Computer Namer is a big list of names people have chosen for their computers, with a little like/dislike popularity scheme. Flip through looking for ideas, or look at the top-10 lists for the best and worst.
February 25, 2011
This author basically had the same reaction to this idea of “dependency injection” that I did:
When I first heard about dependency injection, I thought, “Dependendiwhatsit?” and promptly forgot about it. When I finally took the time to figure out what people were talking about, I laughed. “That’s all it is?”
February 24, 2011
I spent a little while last night whacking together a simple web site for the new shop. There’s nothing much there yet, but it’s a start:
February 16, 2011
Ava and I have moved into our new home. We did most of the work in one big push on Sunday, with a lot of help from Erin and Shane. It was a solid day of hard labor and I’m still trying to catch up on rest.
Ava has been working hard getting everything sorted out. The bedroom and bathroom are all tidy, and the storage closet is full of neatly arranged shelves and stacks of bins. We have almost no living room furniture and the office is nothing but heaps of books and boxes, but it’s a good start. It feels happy and homey. Ava seems to be just about glowing with contentment.
The shop project is on the edge of success at last. We’ve collected the money, set up a business account, and signed the lease: now we are just waiting for the landlord’s EFT to go through so he can give us the keys. We should be able to start moving in on Saturday.
February 11, 2011
The Maple IDE is a fork of the Arduino IDE, designed to provide a similarly smooth development experience for LeafLabs‘ line of STM32-based development boards. While the Maple IDE can’t program the STM32 Discovery board directly, due to the STM32F100’s lack of a USB port, one user on the LeafLabs discussion forum has figured out how to use the Maple IDE to build programs for the discovery board which can then be uploaded using stm32loader.py.
February 10, 2011
Here’s a decent little Hello World for the STM32, including makefile.
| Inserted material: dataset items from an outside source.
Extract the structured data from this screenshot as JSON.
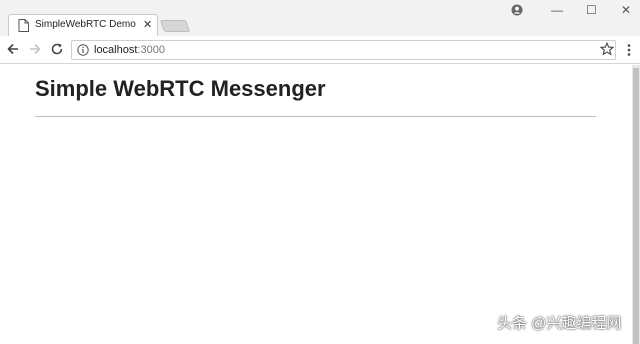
{
  "browser": {
    "tab": {
      "title": "SimpleWebRTC Demo",
      "close_glyph": "✕",
      "icon": "page-icon"
    },
    "window_controls": {
      "minimize": "—",
      "maximize": "☐",
      "close": "✕"
    },
    "toolbar": {
      "url_host": "localhost",
      "url_port": ":3000",
      "icons": [
        "back-arrow-icon",
        "forward-arrow-icon",
        "reload-icon",
        "info-icon",
        "star-icon",
        "menu-dots-icon",
        "profile-icon"
      ]
    }
  },
  "page": {
    "heading": "Simple WebRTC Messenger"
  },
  "watermark": {
    "text": "头条 @兴趣编程网"
  },
  "colors": {
    "tabstrip_bg": "#f2f2f2",
    "text": "#222222",
    "rule": "#bdbdbd"
  }
}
As a musically inclined nerd in the ’80s, I once tried to play what I called the “Startup Song” on a piano: the sound of the floppy disk drive seeking from place to place as the ol’ Macintosh Plus started up made a distinctive and recognizable melody. This video goes much further: it is Bach’s Toccata in D minor performed on an organ made from four floppy-disk drives. The performer has rigged them up with a microcontroller and a MIDI interface so that the seek sound generates usable musical pitches.
February 8, 2011
Douglass Rushkoff is organizing a conference to be held this October with the aim of getting past the current hierarchical limitations of the Internet and developing something new, something decentralized, something subject to no central authority:
Lately, however, what’s wrong with the net has become quite crystalized for me. It started with the corporate-government banishment of Wikileaks last year, and reached a peak with Egypt shutting off its networks to stave off revolution. The Obama administration seeking the ability to do pretty much the same thing in the US, Facebook’s “sponsored stories,” and the pending loss of net neutrality don’t help, either.
Here on Shareable, and then again in an OpEd for CNN.com, I suggested we “fork” the Internet – that we accept the fact that the net is built on a fundamentally hierarchical architecture, surrender it to the corporations who run it, and consider building something else for ourselves.
This “Contact” event sounds like it is designed to get together people who are interested in all the various peer-to-peer / mesh networking / open routing / open social-graph projects and see what kind of cross-pollination can come about. I might go to this.
How to build a Mac OS X-hosted GCC cross compiler for AVR or ARM architectures.
February 7, 2011
The landlord has finally finished drawing up the lease paperwork for the new shop space. I still have to go set up a bank account for the LLC and get various other paperwork signed, but it’s very close now. We should all be able to move in this weekend.
At the same time, Ava and I are moving out of Sunrise. We have rented a cute little two-bedroom apartment of our own, located in the same complex as the new shop space. It’s small but nice, with hardwood floors and classic trim. We’ve been living and working in one big room, which sounds nice in a sort of romantic bohemian way but hasn’t actually worked out that well. With the new arrangement, we’ll be able to separate the art mess from the rest of the living area, Ava will have a quiet private place for herself, and I’ll have lots of room to host work parties and tackle big messy projects of my own.
February 1, 2011
Research on the feasibility of ad-hoc 802.11 wireless mesh networks: it’s not encouraging.
We also show that the traffic pattern determines whether an ad hoc network’s per node capacity will scale to large networks. In partic- ular, we show that for total capacity to scale up with network size the average distance between source and destination nodes must remain small as the network grows. Non-local traffic patterns in which this average distance grows with the network size result in a rapid decrease of per node capacity. Thus the question “Are large ad hoc networks feasible?” reduces to a question about the likely locality of communication in such networks.